Aid was received from all around the world, in many forms, and volunteer groups continue to help in Tohoku today. Although the immediate need for aid has lessened, it is important that we continue to help Tohoku in many ways. Perhaps most importantly, Tohoku needs to maintain its sense of community – its own sense of “we” – and many volunteer groups are helping small groups of individuals in Tohoku to work together to build businesses and community activities. It would be no good for people to sit around alone, perhaps having lost everything and everyone – this is a time for “we”.

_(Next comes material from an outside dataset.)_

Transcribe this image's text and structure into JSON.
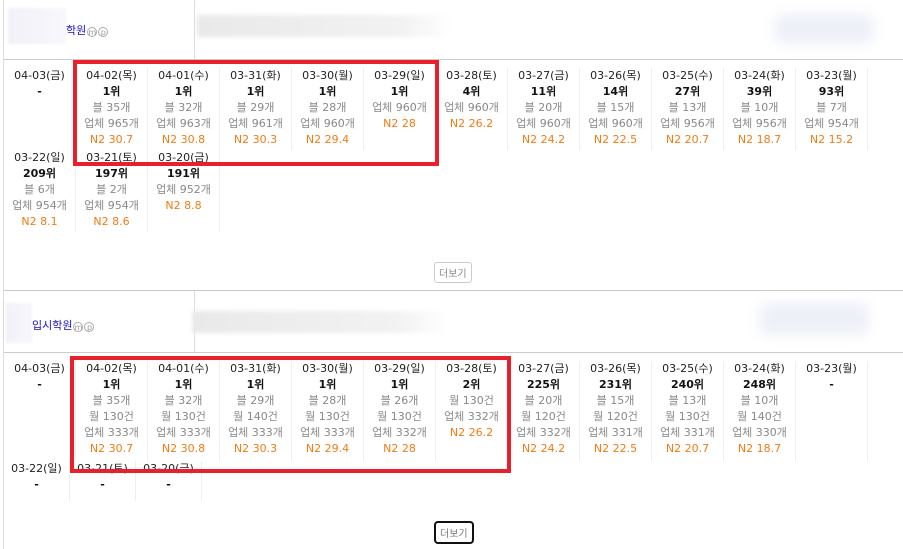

I could list off dozens of volunteer groups and organisations in Tohoku (such as It’s Not Just Mud) and tell you about the good work they’re doing, but I want to keep this post short and focussed. Over a year and a half after the disaster it would be very easy to assume that life has returned to normal and everyone is ok, but it’s going to be a long time before Tohoku recovers. When the disaster happened I felt there was nothing that I as an individual could do to help, but now I’ve realised that if I join others and become part of a “we”, we can help.
Whatever your interest is in Japan, there’s something that
you we can do, whether it’s going to Japan and joining a volunteer group, helping out with a local charitable organisation in your own country, or simply spreading the word and reminding others that Tohoku still needs us.
Especially in rural northeastern Japan, a sense of local community is essential. We can help Tohoku rebuild its WE.